Concrètement, cette fermeture concerne tous les points de passage entre les deux nations. Le commerce et les déplacements de population sont suspendus, à l’exception des interventions humanitaires dûment autorisées par N’Djamena. Cette décision vise à protéger l’intégrité territoriale, la stabilité et la sécurité des populations vivant en zone frontalière.

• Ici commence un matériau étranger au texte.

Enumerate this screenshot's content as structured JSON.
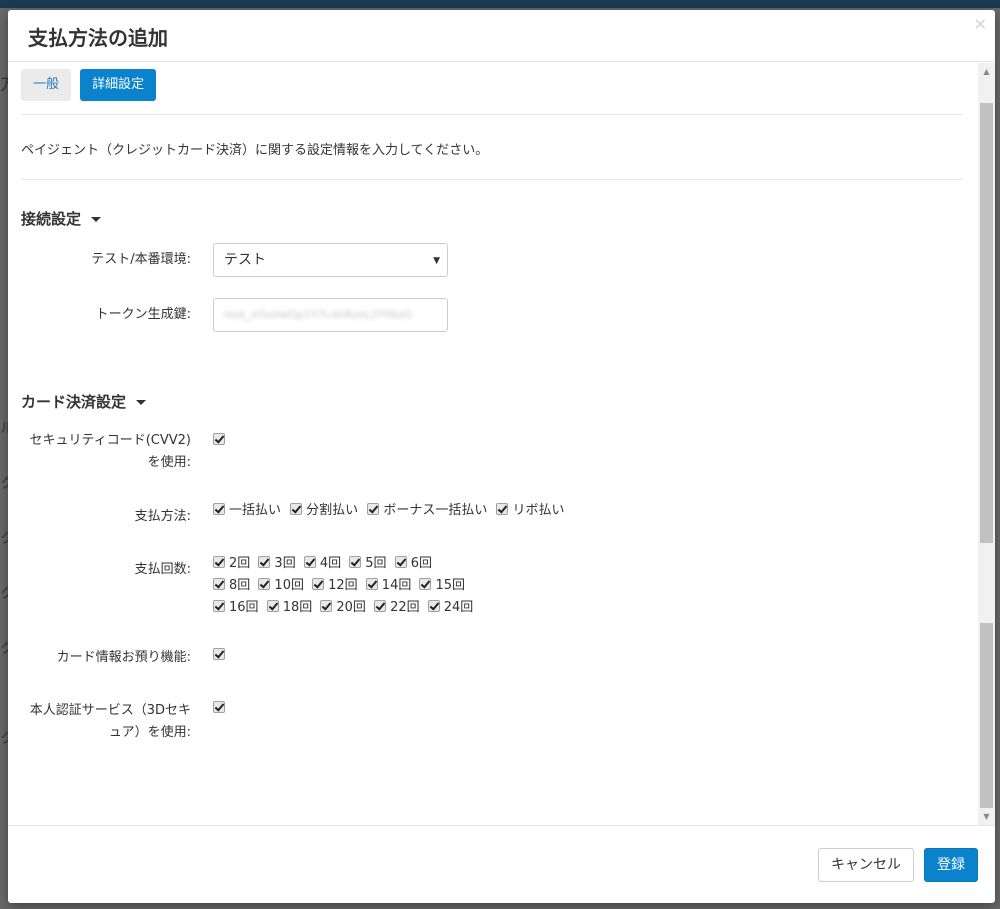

Les autorités tchadiennes n’ont pas précisé quelles forces étaient responsables des “incursions répétées et des violations répétées” de leur territoire. Cependant, des sources médiatiques soudanaises rapportent que la ville d’El-Tina, située près de la frontière tchado-soudanaise, serait désormais sous le contrôle des Forces de soutien rapide (FSR). Geeska évoque une “offensive d’envergure”, menée avec des armes lourdes et des blindés, pour s’emparer de ce point stratégique.
Une situation encore floue sur le terrain
Radio Dabanga apporte des éléments complémentaires : selon ses informations, les FSR auraient intensifié leurs activités près de la frontière, notamment dans la région du Nord-Darfour. Des frappes de drones et des affrontements ont visé des positions proches du Tchad, mettant en lumière les risques immédiats pour la région.